In an earlier post I had speculated -- naively and prematurely -- that one small point of dispute between Steve McIntyre and Michael Mann in the wars over the Hockey Stick might be resolved empirically to the satisfaction of all. After all, if I, a mere political scientist can understand the debate and also (and more importantly) see that others far more qualified than I understand the debate and that they have decided to resolve it in favor on McIntyre, then I thought that -- aha -- here we have an issue that can be unambiguously resolved.
As Lee Corso might say, no so fast my friend. William Connolley, formerly of the British Antarctic Survey and the Real Climate blog, steps in and uses my assertion of a resolution as an opportunity to smear me (blogging on climate is a contact sport, fair enough), but more importantly to pledge allegiance to Michael Mann. What is clear from the subsequent discussion spanning several blogs, however, is that Connolley doesn't understand the substantive debate at all, but he does know where his tribal allegiances lie. This is unfortunate because it reinforces the perception that the "Hockey Team" (as they apparently self-named themselves) will never concede a point, never admit to fallibility, and never break ranks. I have been wondering if Connolley will "do the right thing" which in this case would be to familiarize himself with the facts of the matter and render an independent judgment on McIntyre's claims. Connolley shows some signs of moving in his thinking. How far will he go? Where it ends up is the uncomfortable position of admitting that on this issue, McIntyre is right and Mann is wrong. He's even been given a gracious face-saving way out by Jean S, a Finnish statistician who concurs with McIntyre.
McIntyre helpfully explains the issue for Connolley in a new post.

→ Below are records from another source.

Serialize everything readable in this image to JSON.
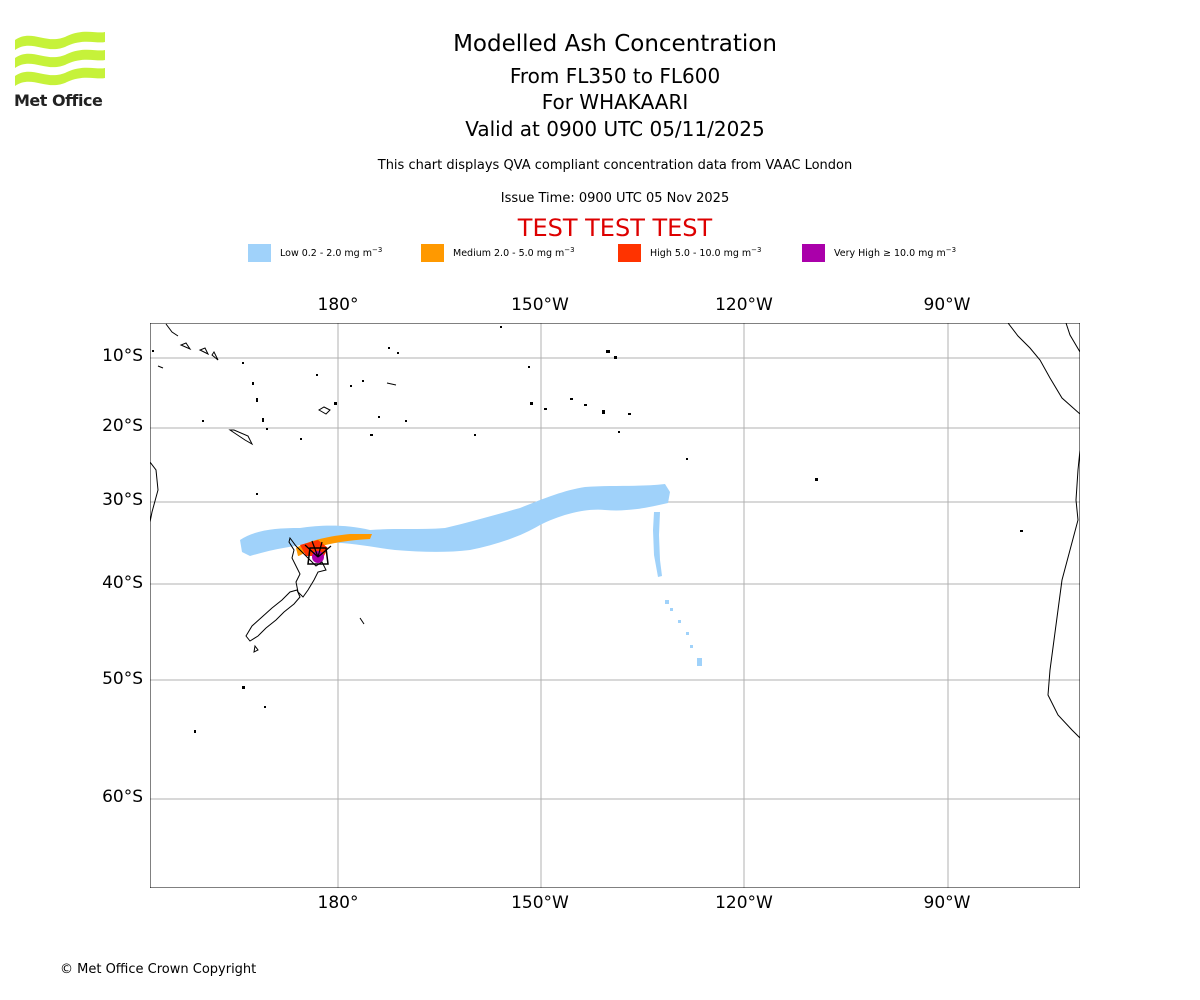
{
  "logo": {
    "text": "Met Office",
    "icon": "met-office-wave-logo",
    "color": "#c6f23a"
  },
  "title": {
    "main": "Modelled Ash Concentration",
    "levels": "From FL350 to FL600",
    "volcano": "For WHAKAARI",
    "valid": "Valid at 0900 UTC 05/11/2025"
  },
  "info": {
    "qva": "This chart displays QVA compliant concentration data from VAAC London",
    "issue_time": "Issue Time: 0900 UTC 05 Nov 2025"
  },
  "test_banner": "TEST TEST TEST",
  "legend": [
    {
      "label": "Low 0.2 - 2.0 mg m",
      "exp": "−3",
      "color": "#a0d2fa"
    },
    {
      "label": "Medium 2.0 - 5.0 mg m",
      "exp": "−3",
      "color": "#ff9900"
    },
    {
      "label": "High 5.0 - 10.0 mg m",
      "exp": "−3",
      "color": "#ff3300"
    },
    {
      "label": "Very High  ≥  10.0 mg m",
      "exp": "−3",
      "color": "#aa00aa"
    }
  ],
  "map": {
    "projection": "Mercator",
    "lon_range": [
      -207.5,
      -69
    ],
    "lat_range": [
      -67,
      -5
    ],
    "lon_ticks": [
      {
        "value": -180,
        "label": "180°"
      },
      {
        "value": -150,
        "label": "150°W"
      },
      {
        "value": -120,
        "label": "120°W"
      },
      {
        "value": -90,
        "label": "90°W"
      }
    ],
    "lat_ticks": [
      {
        "value": -10,
        "label": "10°S"
      },
      {
        "value": -20,
        "label": "20°S"
      },
      {
        "value": -30,
        "label": "30°S"
      },
      {
        "value": -40,
        "label": "40°S"
      },
      {
        "value": -50,
        "label": "50°S"
      },
      {
        "value": -60,
        "label": "60°S"
      }
    ],
    "volcano_location": {
      "name": "WHAKAARI",
      "lon": 177.2,
      "lat": -37.5
    }
  },
  "copyright": "© Met Office Crown Copyright"
}
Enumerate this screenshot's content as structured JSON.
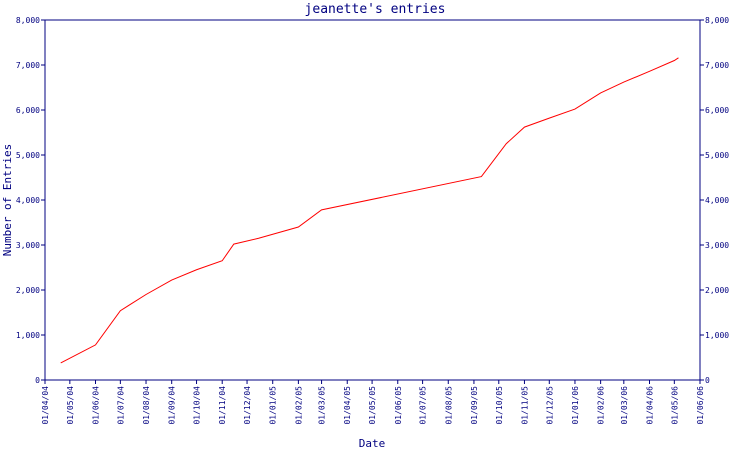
{
  "chart_data": {
    "type": "line",
    "title": "jeanette's entries",
    "xlabel": "Date",
    "ylabel": "Number of Entries",
    "ylim": [
      0,
      8000
    ],
    "yticks": [
      0,
      1000,
      2000,
      3000,
      4000,
      5000,
      6000,
      7000,
      8000
    ],
    "ytick_labels": [
      "0",
      "1,000",
      "2,000",
      "3,000",
      "4,000",
      "5,000",
      "6,000",
      "7,000",
      "8,000"
    ],
    "xlim": [
      "2004-04-01",
      "2006-06-01"
    ],
    "xtick_labels": [
      "01/04/04",
      "01/05/04",
      "01/06/04",
      "01/07/04",
      "01/08/04",
      "01/09/04",
      "01/10/04",
      "01/11/04",
      "01/12/04",
      "01/01/05",
      "01/02/05",
      "01/03/05",
      "01/04/05",
      "01/05/05",
      "01/06/05",
      "01/07/05",
      "01/08/05",
      "01/09/05",
      "01/10/05",
      "01/11/05",
      "01/12/05",
      "01/01/06",
      "01/02/06",
      "01/03/06",
      "01/04/06",
      "01/05/06",
      "01/06/06"
    ],
    "grid": false,
    "colors": {
      "line": "#ff0000",
      "axis": "#000080",
      "text": "#000080"
    },
    "series": [
      {
        "x": [
          "2004-04-20",
          "2004-06-01",
          "2004-07-01",
          "2004-08-01",
          "2004-09-01",
          "2004-10-01",
          "2004-11-01",
          "2004-11-15",
          "2004-12-15",
          "2005-02-01",
          "2005-03-01",
          "2005-09-10",
          "2005-10-10",
          "2005-11-01",
          "2005-12-01",
          "2006-01-01",
          "2006-02-01",
          "2006-03-01",
          "2006-04-01",
          "2006-05-01",
          "2006-05-06"
        ],
        "y": [
          380,
          780,
          1540,
          1900,
          2220,
          2450,
          2650,
          3020,
          3150,
          3400,
          3780,
          4520,
          5250,
          5620,
          5820,
          6020,
          6380,
          6620,
          6860,
          7100,
          7160
        ]
      }
    ]
  }
}
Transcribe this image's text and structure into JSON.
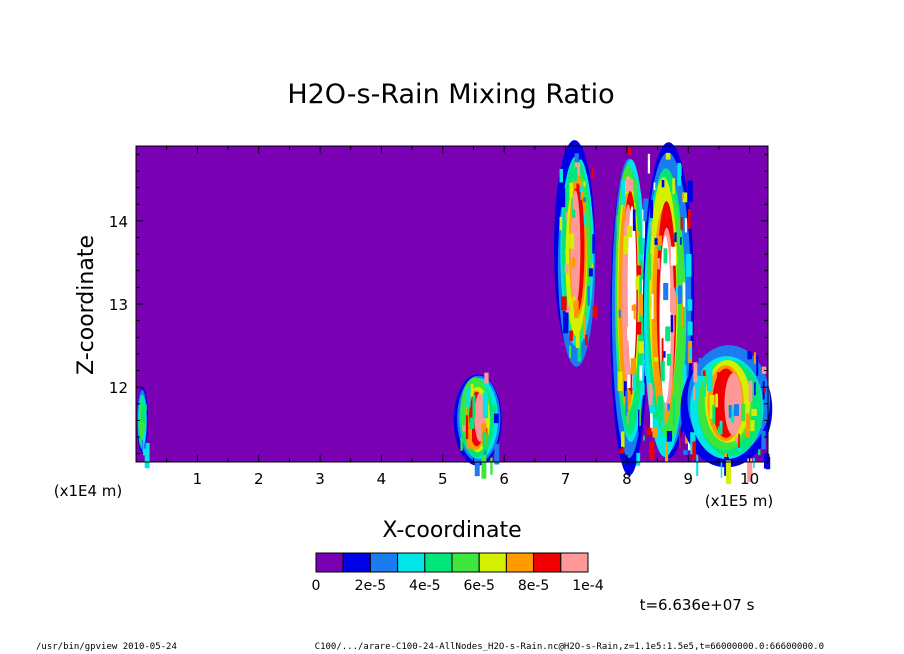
{
  "chart_data": {
    "type": "heatmap",
    "title": "H2O-s-Rain Mixing Ratio",
    "xlabel": "X-coordinate",
    "ylabel": "Z-coordinate",
    "x_unit_label": "(x1E5 m)",
    "y_unit_label": "(x1E4 m)",
    "xlim": [
      0,
      10.3
    ],
    "ylim": [
      11.1,
      14.9
    ],
    "x_ticks": [
      1,
      2,
      3,
      4,
      5,
      6,
      7,
      8,
      9,
      10
    ],
    "y_ticks": [
      12,
      13,
      14
    ],
    "colorbar": {
      "colors": [
        "#7a00b4",
        "#0000e6",
        "#1a7cf0",
        "#00e6e6",
        "#00e67a",
        "#3ce63c",
        "#d2f000",
        "#ff9a00",
        "#f00000",
        "#ff9898"
      ],
      "tick_labels": [
        "0",
        "2e-5",
        "4e-5",
        "6e-5",
        "8e-5",
        "1e-4"
      ],
      "above_max_color": "#ffffff"
    },
    "regions": [
      {
        "x": [
          0.05,
          0.15
        ],
        "z": [
          11.2,
          12.0
        ],
        "max_level": 5
      },
      {
        "x": [
          5.25,
          5.9
        ],
        "z": [
          11.1,
          12.2
        ],
        "max_level": 9
      },
      {
        "x": [
          6.9,
          7.45
        ],
        "z": [
          12.3,
          14.9
        ],
        "max_level": 9
      },
      {
        "x": [
          7.8,
          8.3
        ],
        "z": [
          11.1,
          14.9
        ],
        "max_level": 10
      },
      {
        "x": [
          8.3,
          9.0
        ],
        "z": [
          11.1,
          14.9
        ],
        "max_level": 10
      },
      {
        "x": [
          9.0,
          10.3
        ],
        "z": [
          11.1,
          12.5
        ],
        "max_level": 9
      }
    ],
    "time_label": "t=6.636e+07 s"
  },
  "footer": {
    "left": "/usr/bin/gpview  2010-05-24",
    "right": "C100/.../arare-C100-24-AllNodes_H2O-s-Rain.nc@H2O-s-Rain,z=1.1e5:1.5e5,t=66000000.0:66600000.0"
  }
}
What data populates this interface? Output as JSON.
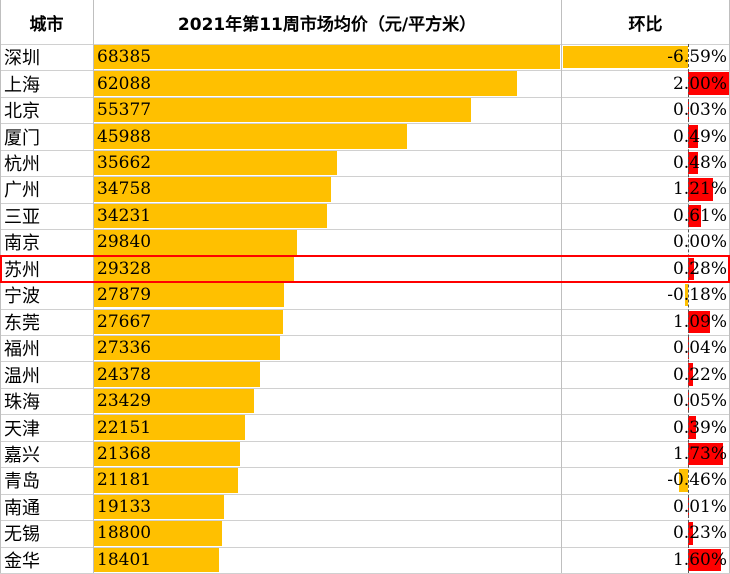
{
  "header": {
    "city_label": "城市",
    "price_label": "2021年第11周市场均价（元/平方米）",
    "change_label": "环比"
  },
  "highlight_city": "苏州",
  "colors": {
    "price_bar": "#ffc000",
    "change_up": "#ff0000",
    "change_down": "#ffc000",
    "highlight": "#ff0000"
  },
  "chart_data": {
    "type": "table",
    "columns": [
      "城市",
      "2021年第11周市场均价（元/平方米）",
      "环比"
    ],
    "rows": [
      {
        "city": "深圳",
        "price": 68385,
        "change": -6.59,
        "change_label": "-6.59%"
      },
      {
        "city": "上海",
        "price": 62088,
        "change": 2.0,
        "change_label": "2.00%"
      },
      {
        "city": "北京",
        "price": 55377,
        "change": 0.03,
        "change_label": "0.03%"
      },
      {
        "city": "厦门",
        "price": 45988,
        "change": 0.49,
        "change_label": "0.49%"
      },
      {
        "city": "杭州",
        "price": 35662,
        "change": 0.48,
        "change_label": "0.48%"
      },
      {
        "city": "广州",
        "price": 34758,
        "change": 1.21,
        "change_label": "1.21%"
      },
      {
        "city": "三亚",
        "price": 34231,
        "change": 0.61,
        "change_label": "0.61%"
      },
      {
        "city": "南京",
        "price": 29840,
        "change": 0.0,
        "change_label": "0.00%"
      },
      {
        "city": "苏州",
        "price": 29328,
        "change": 0.28,
        "change_label": "0.28%"
      },
      {
        "city": "宁波",
        "price": 27879,
        "change": -0.18,
        "change_label": "-0.18%"
      },
      {
        "city": "东莞",
        "price": 27667,
        "change": 1.09,
        "change_label": "1.09%"
      },
      {
        "city": "福州",
        "price": 27336,
        "change": 0.04,
        "change_label": "0.04%"
      },
      {
        "city": "温州",
        "price": 24378,
        "change": 0.22,
        "change_label": "0.22%"
      },
      {
        "city": "珠海",
        "price": 23429,
        "change": 0.05,
        "change_label": "0.05%"
      },
      {
        "city": "天津",
        "price": 22151,
        "change": 0.39,
        "change_label": "0.39%"
      },
      {
        "city": "嘉兴",
        "price": 21368,
        "change": 1.73,
        "change_label": "1.73%"
      },
      {
        "city": "青岛",
        "price": 21181,
        "change": -0.46,
        "change_label": "-0.46%"
      },
      {
        "city": "南通",
        "price": 19133,
        "change": 0.01,
        "change_label": "0.01%"
      },
      {
        "city": "无锡",
        "price": 18800,
        "change": 0.23,
        "change_label": "0.23%"
      },
      {
        "city": "金华",
        "price": 18401,
        "change": 1.6,
        "change_label": "1.60%"
      }
    ]
  }
}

Why does this small dispute matter? Lets be clear, it is not about the overall validity of various hockey stick reconstructions (which involve many, many other issues in dispute, which is why resolving them one-by-one is important). The issue matters because it speaks to trust and credibility, which are two important factors that non-experts use to evaluate the claims of experts. If members of the Hockey Team cannot or will not admit error when such an error is demonstrably shown to be the case (in a manner that even political scientists can understand), for better or worse, for many observers it will say a lot about their credibility on other matters. An important part of science is being about to admit when mistakes were made, to correct them, and move on to further work with an improved understanding. It is not about fighting for one's allies position regardless of what the facts say, there is another word for that -- politics.
Will William Connolley do the right thing? I expect so.